In this regard, I find it interesting that Paul mentions three groups of Christians in the Thessalonian church (see 1 Thess. 5:14). There were the “idlers,” the “fainthearted,” and the “weak.” Let’s look at the “idlers” for just a moment. The term Paul uses here often carries with it the notion of “not in order, not conforming to the established law or practice, being insubordinate.” Apparently these people were insisting on their own way and were “out of step” with Paul’s injunctions.

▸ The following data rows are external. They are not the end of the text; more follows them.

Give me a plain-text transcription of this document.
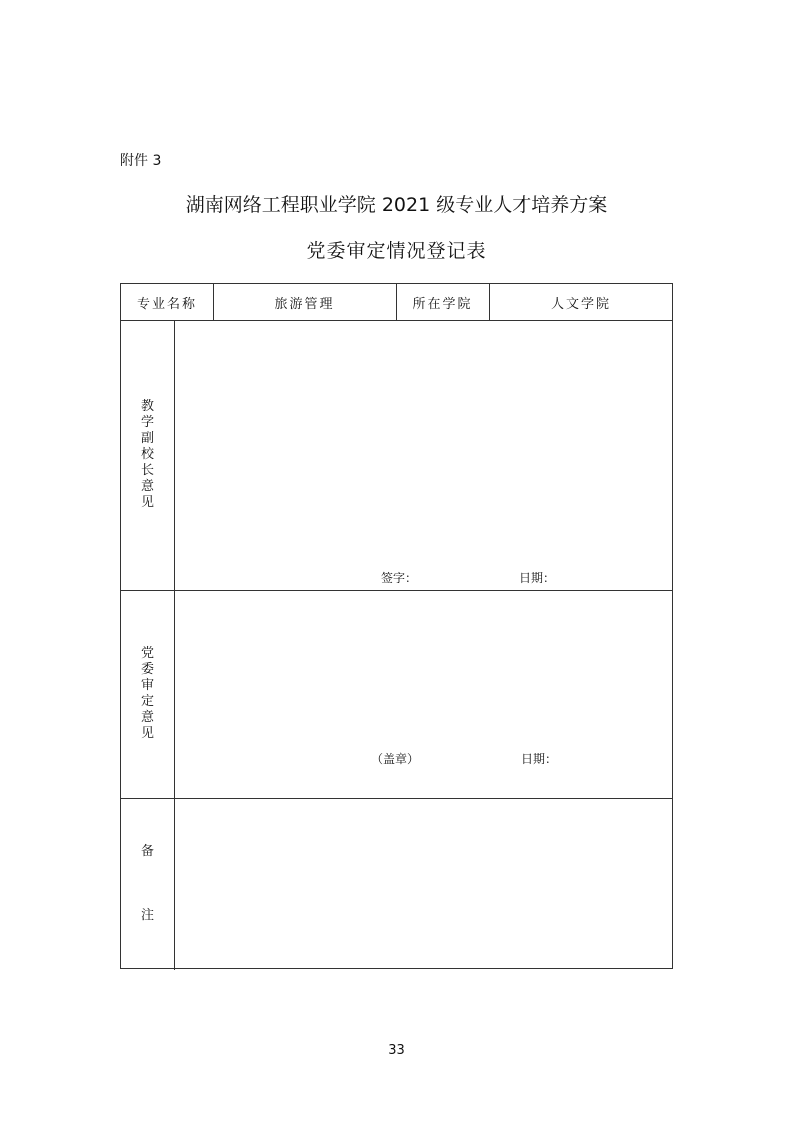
附件 3
湖南网络工程职业学院 2021 级专业人才培养方案
党委审定情况登记表
专业名称	旅游管理	所在学院	人文学院
教
学
副
校
长
意
见
签字：	日期：
党
委
审
定
意
见
（盖章）	日期：
备

注
33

Some perhaps were also lazy and were refusing to obey the command of Paul to “work with your own hands.” In any case, these good folk had to be dealt with, and dealt with directly.

Now please notice the verbs that Paul uses with reference to each of these groups:

  • The idlers are to be “admonished.”

  • The fainthearted are to be “encouraged.”

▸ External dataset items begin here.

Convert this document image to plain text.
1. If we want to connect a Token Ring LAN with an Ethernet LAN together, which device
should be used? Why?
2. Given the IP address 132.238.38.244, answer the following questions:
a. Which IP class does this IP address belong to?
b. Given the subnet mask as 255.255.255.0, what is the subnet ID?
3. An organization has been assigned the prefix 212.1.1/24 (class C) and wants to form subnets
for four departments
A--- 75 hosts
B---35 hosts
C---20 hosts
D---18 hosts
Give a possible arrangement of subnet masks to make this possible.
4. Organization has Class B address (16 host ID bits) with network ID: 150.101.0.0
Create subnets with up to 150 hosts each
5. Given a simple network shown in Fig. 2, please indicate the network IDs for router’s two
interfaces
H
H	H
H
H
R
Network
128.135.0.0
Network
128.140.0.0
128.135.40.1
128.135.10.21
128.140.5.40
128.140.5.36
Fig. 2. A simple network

  • And the weak are to be “upheld.”

There is something very important going on here, and it is easy to miss. The verbs must match the nouns. In other words, we fail in our duties should we, say, admonish the fainthearted or uphold the idlers. People in rebellion against God are not to be coddled. They are to be admonished (noutheteo). This verb is a Pauline word, occurring 7 times in his writings. It always has a sense of correction, but the correction is always based on instruction. It can never be correction alone or instruction alone. And it is never to be done in a vindictive or judgmental spirit.

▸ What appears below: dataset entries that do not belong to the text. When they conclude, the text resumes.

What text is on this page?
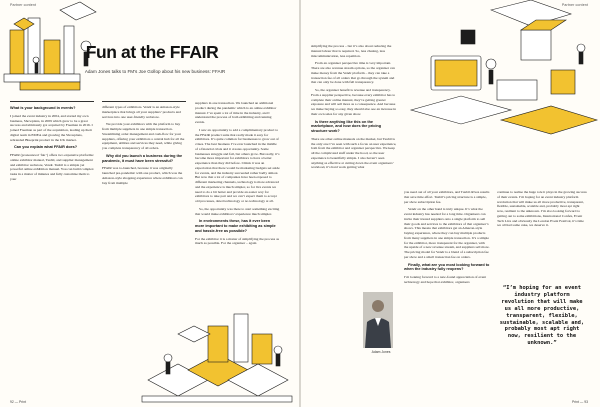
Partner content
Fun at the FFAIR
Adam Jones talks to FM’s Joe Gollop about his new business: FFAIR

What is your background in events?

I joined the event industry in 2004, and started my own business, Showplans, in 2009 which grew to be a great success and ultimately got acquired by Freeman in 2016. I joined Freeman as part of the acquisition, leading up their digital team in EMEA and growing the Showplans, rebranded Blueprint product in the UK market.

Can you explain what FFAIR does?

FFAIR (pronounced ‘fair’) offers two expansive platforms: online exhibitor manual, Tusbil, and supplier management and exhibitor webstore, Vendr. Tusbil is a simple yet powerful online exhibition manual. You can build complex tasks in a matter of minutes and fully customise them to your

different types of exhibitors. Vendr is an Amazon-style marketplace that brings all your suppliers’ products and services into one user-friendly webstore.

We provide your exhibitors with the platform to buy from multiple suppliers in one simple transaction. Streamlining order management and cash-flow for your suppliers, offering your exhibitors a central hub for all the equipment, utilities and services they need, while giving you complete transparency of all orders.

Why did you launch a business during the pandemic, it must have been stressful?

FFAIR was to-launched, because it was originally launched pre-pandemic with one product, which was the Amazon-style shopping experience where exhibitors can buy from multiple

suppliers in one transaction. We launched an additional product during the pandemic which is an online exhibitor manual. I’ve spent a lot of time in the industry, and I understand the process of both exhibiting and running events.

I saw an opportunity to add a complimentary product to the FFAIR product suite that really made it easy for exhibitors. It’s quite common for businesses to grow out of crises. The best business I’ve ever launched in the middle of a financial crisis and it creates opportunity. Some businesses struggle and fail, but others grow. But really, it’s become more important for exhibitors to have a better experience than they did before. I think it was an expectation that there would be marketing budgets set aside for events, and the industry succeeded rather badly almost. But now that a lot of companies have been exposed to different marketing channels, technology is more advanced and the experience is much simpler, so for live events we need to do a bit better and provide an easier way for exhibitors to take part and we can’t expect them to accept old processes, dated technology or no technology at all.

So, the opportunity was there to start something exciting that would make exhibitors’ experience much simpler.

In environments these, has it ever been more important to make exhibiting as simple and hassle-free as possible?

For the exhibitor it is a matter of simplifying the process as much as possible. For the organiser – again

92 — Print
Partner content

simplifying the process – but it’s also about reducing the manual labour that is required. So, less chasing, less miscommunication, less repetition.

From an organiser perspective time is very important. There are also revenue stream options, so the organiser can make money from the Vendr platform – they can take a transaction fee of all orders that go through the system and that can only be done with full transparency.

So, the organiser benefit is revenue and transparency. From a supplier perspective, because every exhibitor has to complete their online manual, they’re getting greater exposure and will sell more as a consequence. And because we make buying so easy, they should also see an increase in their own sales for any given show.

Is there anything like this on the marketplace, and how does the pricing structure work?

There are other online manuals on the market, but Tusbil is the only one I’ve seen with such a focus on user experience, both from the exhibitor and organiser perspective. We keep all the complicated stuff under the hood, so the user experience is beautifully simple. I also haven’t seen anything as effective at cutting down the event organisers’ workload, it’s hard work getting what

you need out of all your exhibitors, and Tusbil drives results that save time effort. Tusbil’s pricing structure is a simple, per show subscription fee.

Vendr on the other hand is truly unique. It’s what the event industry has needed for a long time. Organisers can invite their trusted suppliers onto a single platform to sell their goods and services to the exhibitors of that organiser’s shows. This means that exhibitors get an Amazon-style buying experience, where they can buy multiple products from many suppliers in one simple transaction. It’s a simple for the exhibitor, more transparent for the organiser, with the upside of a new revenue stream, and suppliers sell more. The pricing model for Vendr is a blend of a subscription fee per show and a small transaction fee on orders.

Finally, what are you most looking forward to when the industry fully reopens?

I’m looking forward to a new-found appreciation of event technology and hope that exhibitor, organisers

continue to realise the huge role it plays in the growing success of their events. I’m hoping for an event industry platform revolution that will make us all more productive, transparent, flexible, sustainable, scalable and, probably most apt right now, resilient to the unknown. I’m also looking forward to getting out to some exhibitions, International Confex, Event Tech Live and obviously the London Event Festival, it’s time we all had some cake, we deserve it.

Adam Jones
“I’m hoping for an event industry platform revolution that will make us all more productive, transparent, flexible, sustainable, scalable and, probably most apt right now, resilient to the unknown.”
Print — 93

If you are a church elder, you know exactly what I’m talking about. There will always be people who will refuse to obey the Word, so steeped are they in tradition, or in sin, or in whatever. Sometimes these people have been in the church for years and years and believe they are above reproach — and correction. But the fact is that none of us is ever above correction in some area of our walk with Christ. We all act against the will of God in some form or another. But that is no excuse for passivity.

Another observation, and it too is vitally important. Please, please note that Paul is not telling the church leaders to “admonish the idlers.” A thousand times no! His exhortations in this verse have the whole church in view (“We appeal to you, brothers and sisters ….”). This means that, while our congregational leaders will obviously play a huge role in moving the church forward in obedience to God’s Word, the obligation to instruct and correct each other is ultimately the responsibility of the whole congregation. This means that I, who am not a local church elder, still have the privilege and responsibility of speaking up when I sense the Lord is leading me to offer instruction and correction, under the leadership of my elders of course. There is no evidence that Paul would have ever delegated this responsibility to the leaders alone.

Now think about your own local church. Many Christians find it hard to obey the simple teachings of the Scriptures. Moreover, they find it hard to accept advice, instruction, or correction from others. In such situations, Paul exhorts the members of the church to speak truth to one another and to do so in a patient and long-suffering manner. Let there be instruction! Let there be correction! Let’s move forward as congregations into those areas of obedience that are clearly taught in God’s Word. Our churches will be happier and healthier if we do so — together.